[Footnote 3: Translated by Miss K. K. Radford.]
In justice be it said that the little Edward VI. was of an extraordinary precocity. When he was eight years old he wrote to Archbishop Cranmer in Latin. When he was nine he knew four books of Cato by heart as well as much of the Bible. To show you the way in which royal infants were treated in those days,—we read that at the time this picture was painted, the little prince had a household of his own, consisting of a lady-mistress, a nurse, rockers for his cradle, a chamberlain, vice-chamberlain, steward, comptroller, almoner, and dean. It is hard to believe that the child is only fifteen months old, so erect is the attitude, so intelligent the face. The clothes are sumptuous. A piece of stuff similar in material and design to the sleeve exists to-day in a museum in Brussels.
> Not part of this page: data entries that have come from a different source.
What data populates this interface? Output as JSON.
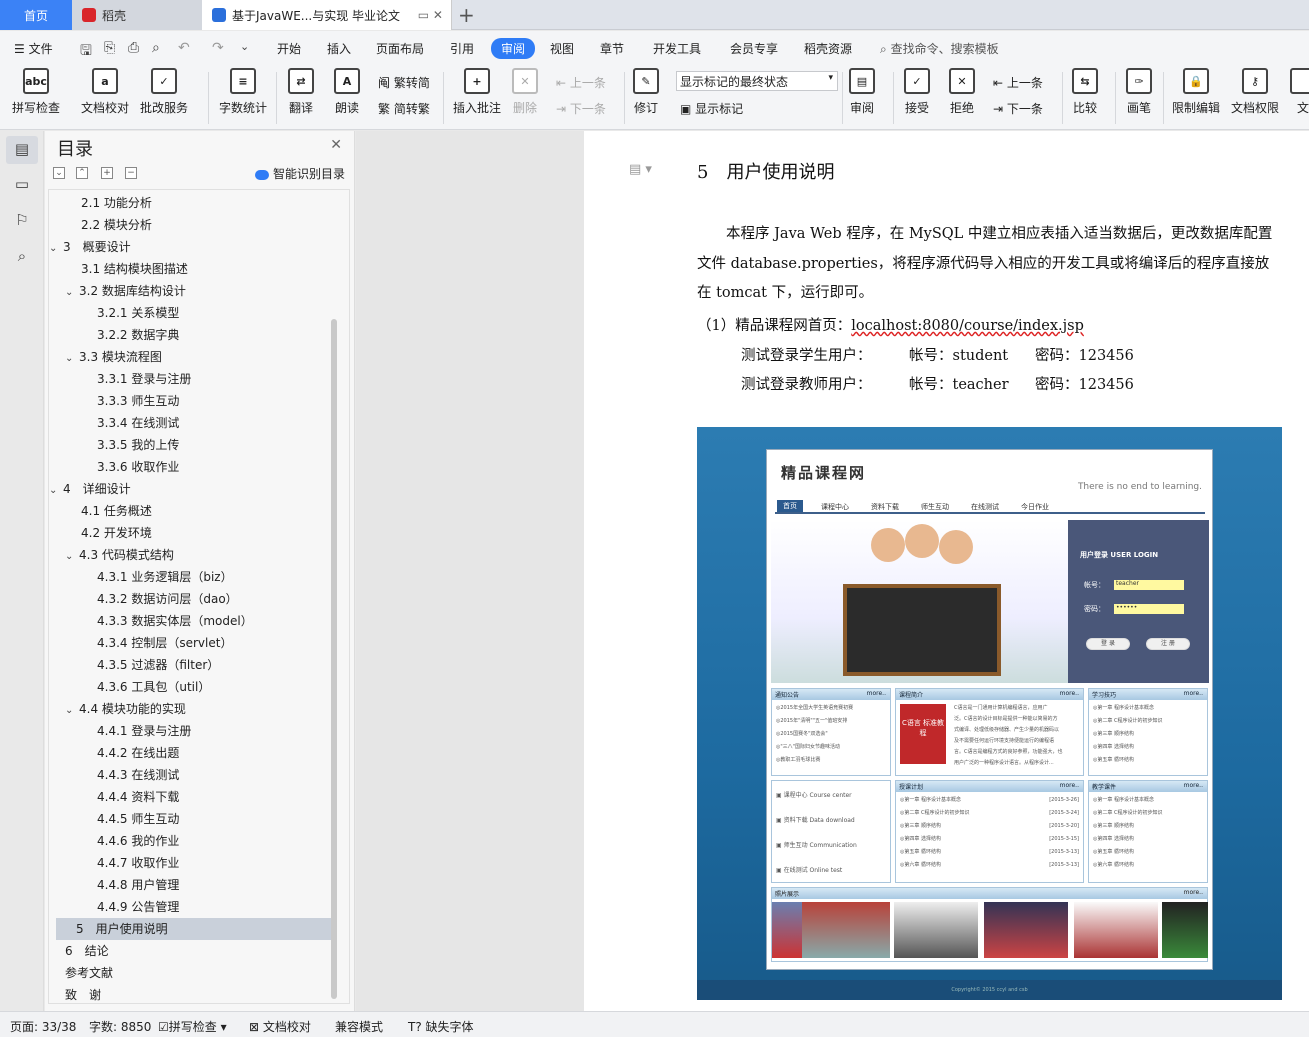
{
  "tabs": {
    "home": "首页",
    "wps": "稻壳",
    "doc": "基于JavaWE...与实现 毕业论文"
  },
  "menu": {
    "file": "文件",
    "items": [
      "开始",
      "插入",
      "页面布局",
      "引用",
      "审阅",
      "视图",
      "章节",
      "开发工具",
      "会员专享",
      "稻壳资源"
    ],
    "active": "审阅",
    "search": "查找命令、搜索模板"
  },
  "ribbon": {
    "spell": "拼写检查",
    "doc_check": "文档校对",
    "batch": "批改服务",
    "word_count": "字数统计",
    "translate": "翻译",
    "read": "朗读",
    "to_simplified": "繁转简",
    "to_traditional": "简转繁",
    "insert_comment": "插入批注",
    "delete": "删除",
    "prev": "上一条",
    "next": "下一条",
    "revise": "修订",
    "markup_state": "显示标记的最终状态",
    "show_markup": "显示标记",
    "review": "审阅",
    "accept": "接受",
    "reject": "拒绝",
    "prev2": "上一条",
    "next2": "下一条",
    "compare": "比较",
    "pen": "画笔",
    "restrict": "限制编辑",
    "perm": "文档权限",
    "more": "文"
  },
  "toc": {
    "title": "目录",
    "smart": "智能识别目录",
    "items": [
      {
        "label": "2.1 功能分析",
        "level": 2
      },
      {
        "label": "2.2 模块分析",
        "level": 2
      },
      {
        "label": "3　概要设计",
        "level": 1,
        "tog": "v"
      },
      {
        "label": "3.1 结构模块图描述",
        "level": 2
      },
      {
        "label": "3.2 数据库结构设计",
        "level": 2,
        "tog": "v"
      },
      {
        "label": "3.2.1  关系模型",
        "level": 3
      },
      {
        "label": "3.2.2  数据字典",
        "level": 3
      },
      {
        "label": "3.3 模块流程图",
        "level": 2,
        "tog": "v"
      },
      {
        "label": "3.3.1  登录与注册",
        "level": 3
      },
      {
        "label": "3.3.3  师生互动",
        "level": 3
      },
      {
        "label": "3.3.4  在线测试",
        "level": 3
      },
      {
        "label": "3.3.5  我的上传",
        "level": 3
      },
      {
        "label": "3.3.6  收取作业",
        "level": 3
      },
      {
        "label": "4　详细设计",
        "level": 1,
        "tog": "v"
      },
      {
        "label": "4.1 任务概述",
        "level": 2
      },
      {
        "label": "4.2 开发环境",
        "level": 2
      },
      {
        "label": "4.3 代码模式结构",
        "level": 2,
        "tog": "v"
      },
      {
        "label": "4.3.1  业务逻辑层（biz）",
        "level": 3
      },
      {
        "label": "4.3.2  数据访问层（dao）",
        "level": 3
      },
      {
        "label": "4.3.3  数据实体层（model）",
        "level": 3
      },
      {
        "label": "4.3.4  控制层（servlet）",
        "level": 3
      },
      {
        "label": "4.3.5  过滤器（filter）",
        "level": 3
      },
      {
        "label": "4.3.6  工具包（util）",
        "level": 3
      },
      {
        "label": "4.4 模块功能的实现",
        "level": 2,
        "tog": "v"
      },
      {
        "label": "4.4.1  登录与注册",
        "level": 3
      },
      {
        "label": "4.4.2  在线出题",
        "level": 3
      },
      {
        "label": "4.4.3  在线测试",
        "level": 3
      },
      {
        "label": "4.4.4  资料下载",
        "level": 3
      },
      {
        "label": "4.4.5  师生互动",
        "level": 3
      },
      {
        "label": "4.4.6  我的作业",
        "level": 3
      },
      {
        "label": "4.4.7  收取作业",
        "level": 3
      },
      {
        "label": "4.4.8  用户管理",
        "level": 3
      },
      {
        "label": "4.4.9  公告管理",
        "level": 3
      },
      {
        "label": "5　用户使用说明",
        "level": 1,
        "active": true
      },
      {
        "label": "6　结论",
        "level": 1
      },
      {
        "label": "参考文献",
        "level": 1
      },
      {
        "label": "致　谢",
        "level": 1
      }
    ]
  },
  "doc": {
    "heading_num": "5",
    "heading": "用户使用说明",
    "para1": "本程序 Java Web 程序，在 MySQL 中建立相应表插入适当数据后，更改数据库配置文件 database.properties，将程序源代码导入相应的开发工具或将编译后的程序直接放在 tomcat 下，运行即可。",
    "item1_prefix": "（1）精品课程网首页：",
    "item1_url": "localhost:8080/course/index.jsp",
    "student_label": "测试登录学生用户：",
    "student_account": "帐号：student",
    "student_pwd": "密码：123456",
    "teacher_label": "测试登录教师用户：",
    "teacher_account": "帐号：teacher",
    "teacher_pwd": "密码：123456"
  },
  "site": {
    "logo": "精品课程网",
    "tagline": "There is no end to learning.",
    "nav": [
      "首页",
      "课程中心",
      "资料下载",
      "师生互动",
      "在线测试",
      "今日作业"
    ],
    "login_title": "用户登录 USER LOGIN",
    "account_label": "帐号：",
    "account_value": "teacher",
    "password_label": "密码：",
    "password_value": "••••••",
    "login_btn": "登 录",
    "register_btn": "注 册",
    "notice_title": "通知公告",
    "intro_title": "课程简介",
    "skills_title": "学习技巧",
    "plan_title": "授课计划",
    "courseware_title": "教学课件",
    "photos_title": "照片展示",
    "more": "more..",
    "notices": [
      "2015年全国大学生英语竞赛初赛",
      "2015年\"清明\"\"五一\"值班安排",
      "2015国赛冬\"双选会\"",
      "\"三八\"国际妇女节趣味活动",
      "教职工羽毛球比赛"
    ],
    "book_label": "C语言 标准教程",
    "intro_text": [
      "C语言是一门通用计算机编程语言，应用广",
      "泛。C语言的设计目标是提供一种能以简易的方",
      "式编译、处理低级存储器、产生少量的机器码以",
      "及不需要任何运行环境支持便能运行的编程语",
      "言。C语言是编程方式的良好参照，功能强大，也",
      "用户广泛的一种程序设计语言。从程序设计..."
    ],
    "skills": [
      "第一章  程序设计基本概念",
      "第二章  C程序设计的初步知识",
      "第三章  顺序结构",
      "第四章  选择结构",
      "第五章  循环结构"
    ],
    "quick": [
      "课程中心 Course center",
      "资料下载 Data download",
      "师生互动 Communication",
      "在线测试 Online test"
    ],
    "plan": [
      [
        "第一章  程序设计基本概念",
        "[2015-3-26]"
      ],
      [
        "第二章  C程序设计的初步知识",
        "[2015-3-24]"
      ],
      [
        "第三章  顺序结构",
        "[2015-3-20]"
      ],
      [
        "第四章  选择结构",
        "[2015-3-15]"
      ],
      [
        "第五章  循环结构",
        "[2015-3-13]"
      ],
      [
        "第六章  循环结构",
        "[2015-3-13]"
      ]
    ],
    "courseware": [
      "第一章  程序设计基本概念",
      "第二章  C程序设计的初步知识",
      "第三章  顺序结构",
      "第四章  选择结构",
      "第五章  循环结构",
      "第六章  循环结构"
    ],
    "footer": "Copyright© 2015 ccyl and csb"
  },
  "status": {
    "page": "页面: 33/38",
    "words": "字数: 8850",
    "spell": "拼写检查",
    "check": "文档校对",
    "compat": "兼容模式",
    "missing_font": "缺失字体"
  }
}
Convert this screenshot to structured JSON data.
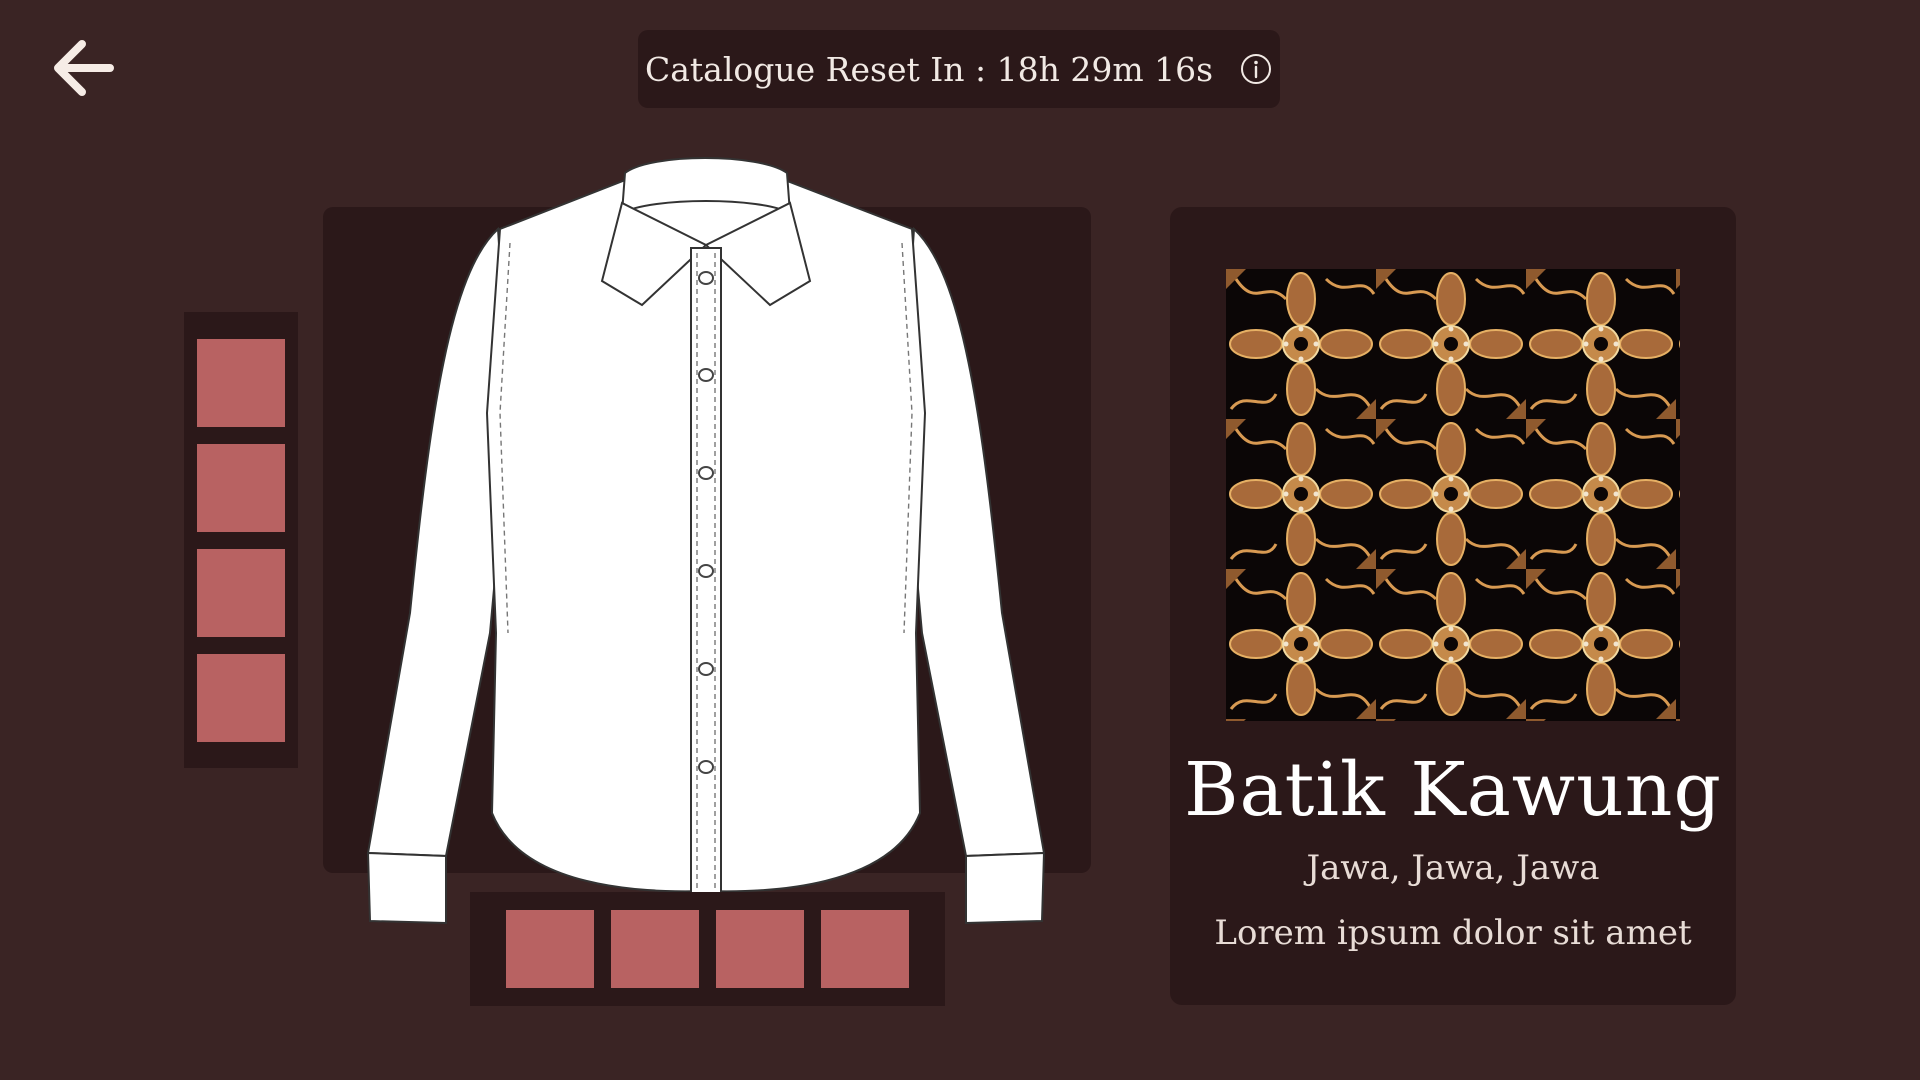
{
  "header": {
    "back_icon": "arrow-left-icon",
    "catalogue_reset_label": "Catalogue Reset In : 18h 29m 16s",
    "info_icon": "info-circle-icon"
  },
  "swatches": {
    "side_count": 4,
    "bottom_count": 4,
    "color": "#b86262"
  },
  "pattern": {
    "name": "Batik Kawung",
    "origin": "Jawa, Jawa, Jawa",
    "description": "Lorem ipsum dolor sit amet"
  },
  "colors": {
    "background": "#3a2424",
    "panel": "#2b1819",
    "swatch": "#b86262",
    "text": "#ffffff"
  }
}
In the best sense Holbein was the most Italian of the Germans. For in him, as in the gifted Italian, grace was innate. He may have paid a brief visit to Italy, but he never lived there for any length of time, nor did he try to paint like an Italian as some northern artists unhappily tried to do. The German merits, solidity, boldness, detailed finish, and grasp of character, he possessed in a high degree, but he combined with them a beauty of line, delicacy of modelling, and richness of colour almost southern. His pictures appeal more to the eye and less to the mind than do those of Durer. Where Durer sought to instruct, Holbein was content to please. But like a German he spared no pains. He painted the stuff and the necklace, the globe and the feather, with the finish of an artist who was before all things a good workman. Observe how delicately the chubby little fingers are drawn. Holbein’s detailed treatment of the accessories of a portrait is only less than the care expended in depicting the face. He studied faces, and his portraits, one may almost say, are at once images of and commentaries on the people they depict. Thus his gallery of pictures of Henry and his contemporaries show us at once the reflexion of them as in a mirror, and the vision of them as beheld by a singularly discerning and experienced eye that not only saw but comprehended.
This is the more remarkable because Holbein was not always able to paint and finish his portraits in the presence of the living model, as painters insist on doing nowadays. His sitters were generally busy men who granted him but one sitting, so that his method was to make a drawing of the head in red chalk and to write upon the margin notes of anything he particularly wanted to remember. Afterwards he painted the head from the drawing, but had the actual clothes and jewels sent him to work from.